勇者対決1

 準決勝第2試合


 漆黒のアシュリー対真紅のエンティーナ。

 入学間もない時期に実現した勇者同士の戦いに、生徒一同が息を呑んで見守る。


 拮抗した試合になる──と思われたが、真紅の勇者はサポート系のスキルだ。エンティーナは個人スキルとして【連撃】を持っているが、1対1の戦いでは扱いが難しい。パーティを組んでこそ実力が発揮される。

 他方、漆黒の勇者は単独で力が発揮出来る。特にアシュリーは【身体強化】を2重に持っているため、個人戦でエンティーナに遅れを取ることはない。


 今日は大剣を選び、振り回すアシュリーに対し、細剣で戦うエンティーナは分が悪い。

 攻撃を受け止めると弾き飛ばされてしまうので、避けるしか無い。本来なら、振り回す隙をついて距離を詰めるのが定石だが、【身体強化】を持つアシュリーは大剣を軽々と振り回すことが出来るので隙がない。

 せっかくの【連撃】も、回避行動でリセットされてしまう。

 しばらく拮抗した戦いが続くが、剣同士がぶつかりあった時、エンティーナの細剣が綺麗に折れた。


 黄金のレブライト対紺青のファナン。

 圧倒的な速度の【瞬天】に、レブライトの【予知】が噛み合う。本来なら不可避の攻撃である【瞬天】だが、数秒先を見通す【予知】はその不可避を避けることが可能だ。

 ファナンの目に止まらない攻撃が繰り返されるが、レブライトはその全てを避ける。非現実的な光景に全員が息を呑んで見守る。

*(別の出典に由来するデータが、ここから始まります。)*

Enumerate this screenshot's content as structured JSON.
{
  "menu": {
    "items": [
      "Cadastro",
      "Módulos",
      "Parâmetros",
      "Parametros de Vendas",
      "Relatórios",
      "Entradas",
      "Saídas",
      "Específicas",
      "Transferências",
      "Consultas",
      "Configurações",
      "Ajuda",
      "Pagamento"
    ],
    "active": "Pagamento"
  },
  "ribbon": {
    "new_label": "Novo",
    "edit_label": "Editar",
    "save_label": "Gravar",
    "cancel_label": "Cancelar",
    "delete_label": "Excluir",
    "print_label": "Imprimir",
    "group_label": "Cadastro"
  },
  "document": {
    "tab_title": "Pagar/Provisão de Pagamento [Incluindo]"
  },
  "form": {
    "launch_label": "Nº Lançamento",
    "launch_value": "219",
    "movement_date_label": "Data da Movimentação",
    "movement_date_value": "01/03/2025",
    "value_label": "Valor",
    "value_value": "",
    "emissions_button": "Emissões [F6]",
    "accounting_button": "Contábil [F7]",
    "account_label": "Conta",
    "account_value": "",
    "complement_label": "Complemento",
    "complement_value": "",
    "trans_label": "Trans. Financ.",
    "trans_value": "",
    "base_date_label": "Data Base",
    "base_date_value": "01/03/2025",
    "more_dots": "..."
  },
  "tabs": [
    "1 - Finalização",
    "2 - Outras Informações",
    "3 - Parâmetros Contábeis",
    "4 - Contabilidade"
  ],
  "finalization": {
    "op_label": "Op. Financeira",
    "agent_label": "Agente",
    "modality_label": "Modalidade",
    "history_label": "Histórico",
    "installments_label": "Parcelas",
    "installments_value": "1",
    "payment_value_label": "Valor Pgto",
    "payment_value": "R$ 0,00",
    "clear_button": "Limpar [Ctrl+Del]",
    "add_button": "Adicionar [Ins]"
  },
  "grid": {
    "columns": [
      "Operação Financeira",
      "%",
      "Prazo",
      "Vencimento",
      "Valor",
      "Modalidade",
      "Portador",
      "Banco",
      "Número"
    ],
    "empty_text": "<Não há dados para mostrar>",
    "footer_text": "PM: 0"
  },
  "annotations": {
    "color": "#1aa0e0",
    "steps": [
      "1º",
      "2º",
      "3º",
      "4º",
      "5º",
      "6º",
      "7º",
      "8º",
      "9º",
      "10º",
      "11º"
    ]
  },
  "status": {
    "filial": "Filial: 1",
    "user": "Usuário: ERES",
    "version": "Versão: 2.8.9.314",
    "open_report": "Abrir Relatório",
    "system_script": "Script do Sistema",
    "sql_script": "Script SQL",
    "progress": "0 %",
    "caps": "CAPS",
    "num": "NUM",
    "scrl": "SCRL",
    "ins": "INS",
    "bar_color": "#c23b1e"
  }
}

 ファナンとしても、思い切って突っ込もうにも、先に回避されるのだからどうしようもない。果の見えない攻防が延々と続く。

 ひとつアイデアはあるが、果たして通用するだろうか。


 一方でレブライトは懐かしさを感じていた。ファナンと戦うのはこれが始めてだったが、初代紺青の勇者とは修行の一環として手合わせをしたことがある。


 ピネイラ・ユークレイド──代々騎士の一家に育った少女だった。

 彼女は3人の兄と父親、祖父全てを魔族との戦いで喪い、その意志を受け継いで剣を取った。家族の仇を討つために全てをなげうって戦う姿は、他の兵士から”鬼神”と呼ばれた。

 勇者の力を受け継いでからは、更に激しく魔族を殲滅していった。死に場所を求めているような苛烈さだったが、本人にとって幸か不幸か勝利のその日まで死ぬことはなかった。

 最後の魔族を打倒した時、使命を果たし呆然と立ち尽くす姿──歓声が上がるなか、彼女一人だけが寂しそうにしていた。


 ピネイラと手合わせをしたときも、今のように攻撃が当たらずに膠着することになった。

 結局は一撃を入れられることになったが、果たしてファナンも同じことを考えるんだろうか。

 あのときは強引に一本を取られてが、果たしてファナンはどうするか。


 ファナンの考えでは、【瞬天】の攻撃が避けられるのは折返しポイントが問題だった。

 まず1回目に【瞬天】が避けられる。その後2回目の攻撃のために振り向く間に、再度待ち構えられてしまう。と、いうことは、振り向くこと無く連続で往復攻撃を加えて、構え直す時間を与えなければ良い。背中から突っ込むことになっても構わないという気持ちが必要だ。

 作戦を決めて踏み込もうとした瞬間──


「まった」


 レブライトが待ったをかける。


「参った。俺の負けだ」


 唖然とする周囲を他所に、レブライトは涼しい顔で帰っていった。

 エンティーナが小声で「何が見えたのかしら?」と呟いた。


 (まさか、ピネイラと同じことを考えるとは)


 こうして決勝はアシュリーとファナンの戦いとなった。

 やはり攻撃スキルを思ったふたりが勝ち抜けた。スキルとはそこまで大戦の結果を左右させるのだ。